Falling commodity prices aside, sluggish domestic demand is the main factor weighing on PPI inflation, HSBC said in a research note.

Prolonged deflation will pose risks to the economy by eroding growth potential and might also put the economy at risk of a downward spiral, HSBC said.

Dragged down by sluggish demand, weak exports, a property downturn, China's economy expanded by 6.9 percent year on year in the third quarter of 2015, the lowest quarterly growth in six years.

To combat the economic slowdown, the central bank has cut the benchmark interest rates and the reserve requirement ratio of banks several times since the beginning of the year.

HSBC said more aggressive policy easing is still key to stabilizing growth in the coming months.
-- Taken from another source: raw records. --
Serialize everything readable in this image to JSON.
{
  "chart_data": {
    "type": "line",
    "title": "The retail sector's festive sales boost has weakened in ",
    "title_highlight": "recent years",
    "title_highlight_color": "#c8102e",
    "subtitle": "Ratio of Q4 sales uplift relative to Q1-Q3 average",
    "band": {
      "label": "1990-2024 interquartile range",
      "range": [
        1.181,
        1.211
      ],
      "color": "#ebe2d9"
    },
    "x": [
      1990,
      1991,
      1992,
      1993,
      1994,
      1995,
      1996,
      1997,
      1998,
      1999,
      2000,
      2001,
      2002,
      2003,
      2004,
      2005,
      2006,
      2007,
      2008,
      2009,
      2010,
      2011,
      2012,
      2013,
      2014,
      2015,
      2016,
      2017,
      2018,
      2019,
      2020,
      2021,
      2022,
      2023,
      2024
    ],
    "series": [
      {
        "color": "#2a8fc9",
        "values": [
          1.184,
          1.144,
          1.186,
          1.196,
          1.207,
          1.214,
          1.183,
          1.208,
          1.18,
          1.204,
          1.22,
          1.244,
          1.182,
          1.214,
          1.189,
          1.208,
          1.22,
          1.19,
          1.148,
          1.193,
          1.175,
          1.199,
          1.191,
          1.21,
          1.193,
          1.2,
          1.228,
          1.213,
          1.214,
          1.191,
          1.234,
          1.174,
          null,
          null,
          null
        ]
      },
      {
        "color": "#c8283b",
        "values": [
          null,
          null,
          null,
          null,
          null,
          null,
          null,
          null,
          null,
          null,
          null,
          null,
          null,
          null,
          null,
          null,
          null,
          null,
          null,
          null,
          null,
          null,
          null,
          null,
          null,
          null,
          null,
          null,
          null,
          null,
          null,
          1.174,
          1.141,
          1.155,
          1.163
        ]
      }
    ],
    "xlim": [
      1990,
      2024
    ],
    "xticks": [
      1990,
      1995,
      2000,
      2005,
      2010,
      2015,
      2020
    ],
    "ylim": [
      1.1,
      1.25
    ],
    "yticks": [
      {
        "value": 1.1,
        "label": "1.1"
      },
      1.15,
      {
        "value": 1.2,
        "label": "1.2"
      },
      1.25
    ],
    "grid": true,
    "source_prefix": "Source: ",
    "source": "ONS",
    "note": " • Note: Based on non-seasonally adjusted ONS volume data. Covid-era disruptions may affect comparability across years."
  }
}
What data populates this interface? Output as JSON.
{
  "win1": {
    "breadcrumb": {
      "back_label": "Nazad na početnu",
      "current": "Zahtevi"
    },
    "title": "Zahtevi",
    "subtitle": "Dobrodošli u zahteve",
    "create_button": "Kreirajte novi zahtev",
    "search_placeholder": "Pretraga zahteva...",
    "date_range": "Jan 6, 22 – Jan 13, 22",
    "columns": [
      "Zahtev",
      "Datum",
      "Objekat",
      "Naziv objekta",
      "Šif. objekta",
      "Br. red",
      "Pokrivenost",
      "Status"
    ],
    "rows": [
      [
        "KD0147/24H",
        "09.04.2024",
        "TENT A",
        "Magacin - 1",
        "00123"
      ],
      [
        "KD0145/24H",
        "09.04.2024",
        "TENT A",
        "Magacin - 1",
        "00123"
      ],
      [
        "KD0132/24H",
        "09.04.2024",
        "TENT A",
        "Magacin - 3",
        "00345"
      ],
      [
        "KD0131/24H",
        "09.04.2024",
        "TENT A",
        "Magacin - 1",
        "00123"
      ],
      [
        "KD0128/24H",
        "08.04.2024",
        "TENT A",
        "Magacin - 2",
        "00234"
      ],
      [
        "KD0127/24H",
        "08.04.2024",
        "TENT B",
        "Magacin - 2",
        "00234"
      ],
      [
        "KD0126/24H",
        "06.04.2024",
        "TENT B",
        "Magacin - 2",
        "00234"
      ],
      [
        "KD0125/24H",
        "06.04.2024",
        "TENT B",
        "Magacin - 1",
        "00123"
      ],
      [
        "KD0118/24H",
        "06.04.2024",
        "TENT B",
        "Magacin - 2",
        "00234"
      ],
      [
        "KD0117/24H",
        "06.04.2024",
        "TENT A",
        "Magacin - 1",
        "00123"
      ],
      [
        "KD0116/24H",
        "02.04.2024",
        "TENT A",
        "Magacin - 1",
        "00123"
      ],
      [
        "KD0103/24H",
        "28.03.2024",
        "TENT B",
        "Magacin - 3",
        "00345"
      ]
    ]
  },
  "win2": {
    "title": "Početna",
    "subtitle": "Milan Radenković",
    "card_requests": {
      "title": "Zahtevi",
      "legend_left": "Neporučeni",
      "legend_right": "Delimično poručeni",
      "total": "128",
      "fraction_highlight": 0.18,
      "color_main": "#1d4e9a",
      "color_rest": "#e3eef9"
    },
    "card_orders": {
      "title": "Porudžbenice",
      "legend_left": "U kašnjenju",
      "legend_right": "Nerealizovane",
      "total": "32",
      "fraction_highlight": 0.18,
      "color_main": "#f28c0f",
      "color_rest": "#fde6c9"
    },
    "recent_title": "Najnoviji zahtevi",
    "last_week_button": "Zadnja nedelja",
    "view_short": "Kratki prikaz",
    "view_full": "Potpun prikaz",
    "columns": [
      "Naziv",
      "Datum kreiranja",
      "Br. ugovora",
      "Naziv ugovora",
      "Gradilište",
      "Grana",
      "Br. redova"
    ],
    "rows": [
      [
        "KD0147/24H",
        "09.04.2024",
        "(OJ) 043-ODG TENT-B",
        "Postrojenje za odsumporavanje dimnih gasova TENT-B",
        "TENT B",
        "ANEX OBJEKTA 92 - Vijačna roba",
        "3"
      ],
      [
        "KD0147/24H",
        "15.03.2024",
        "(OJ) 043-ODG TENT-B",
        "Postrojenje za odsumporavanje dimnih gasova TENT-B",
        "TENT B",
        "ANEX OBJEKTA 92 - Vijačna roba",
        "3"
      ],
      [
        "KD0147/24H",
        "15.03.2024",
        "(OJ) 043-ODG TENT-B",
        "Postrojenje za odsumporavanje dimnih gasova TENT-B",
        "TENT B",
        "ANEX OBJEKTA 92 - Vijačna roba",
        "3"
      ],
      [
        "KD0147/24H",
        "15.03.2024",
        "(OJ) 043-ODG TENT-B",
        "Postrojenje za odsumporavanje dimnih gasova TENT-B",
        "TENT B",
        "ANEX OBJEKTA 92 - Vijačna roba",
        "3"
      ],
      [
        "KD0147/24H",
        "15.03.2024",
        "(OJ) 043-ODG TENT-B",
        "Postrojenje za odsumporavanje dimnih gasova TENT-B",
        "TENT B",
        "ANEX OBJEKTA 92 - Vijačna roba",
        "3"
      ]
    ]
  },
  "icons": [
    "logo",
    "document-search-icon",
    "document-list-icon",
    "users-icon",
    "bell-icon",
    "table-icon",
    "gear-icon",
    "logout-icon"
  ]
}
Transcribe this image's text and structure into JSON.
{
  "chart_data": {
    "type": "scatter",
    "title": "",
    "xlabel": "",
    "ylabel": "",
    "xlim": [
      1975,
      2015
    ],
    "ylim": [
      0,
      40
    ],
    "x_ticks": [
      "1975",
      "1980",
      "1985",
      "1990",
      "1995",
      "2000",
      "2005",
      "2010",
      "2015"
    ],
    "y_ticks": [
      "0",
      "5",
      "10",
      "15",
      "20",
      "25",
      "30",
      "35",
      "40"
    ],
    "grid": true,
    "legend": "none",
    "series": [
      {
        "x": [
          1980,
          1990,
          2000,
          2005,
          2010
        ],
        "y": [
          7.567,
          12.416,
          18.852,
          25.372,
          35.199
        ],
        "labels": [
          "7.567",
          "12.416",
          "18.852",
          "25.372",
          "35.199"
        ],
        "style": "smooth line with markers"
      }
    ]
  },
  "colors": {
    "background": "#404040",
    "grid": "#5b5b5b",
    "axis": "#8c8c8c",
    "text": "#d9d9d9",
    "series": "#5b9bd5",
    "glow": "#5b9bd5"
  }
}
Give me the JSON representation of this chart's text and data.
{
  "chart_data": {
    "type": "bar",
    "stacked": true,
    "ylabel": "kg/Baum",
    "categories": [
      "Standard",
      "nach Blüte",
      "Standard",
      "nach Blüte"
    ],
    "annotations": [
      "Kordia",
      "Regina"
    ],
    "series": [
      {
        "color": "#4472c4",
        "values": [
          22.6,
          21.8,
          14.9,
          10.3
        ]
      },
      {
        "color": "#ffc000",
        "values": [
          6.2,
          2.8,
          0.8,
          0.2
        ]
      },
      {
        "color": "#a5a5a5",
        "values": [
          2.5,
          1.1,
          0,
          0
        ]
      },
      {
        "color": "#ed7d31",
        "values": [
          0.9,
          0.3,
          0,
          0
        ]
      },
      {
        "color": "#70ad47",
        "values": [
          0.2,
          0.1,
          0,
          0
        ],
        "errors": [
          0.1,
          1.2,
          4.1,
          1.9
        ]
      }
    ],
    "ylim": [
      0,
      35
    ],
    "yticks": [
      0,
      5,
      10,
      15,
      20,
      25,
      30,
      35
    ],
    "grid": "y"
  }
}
"We forecast another 100 bps (basis points) reserve ratio cut for the rest of 2015," HSBC said, adding that it expects another 50 bps policy rate cut and 400 bps reserve ratio cut as well as a bigger fiscal deficit in 2016.

A report from investment bank CICC also said that continued deflationary pressure in manufacturing prices requires further monetary easing.

"More importantly, fiscal policy will have to pull more weight towards stabilizing growth," the CICC said.

There is ample room for more measures to combat deflationary pressure, such as reserve ratio cuts, relief in tax and fees, fiscal spending, as well as a substantial increase in sovereign and policy bank bond issuance, the CICC said.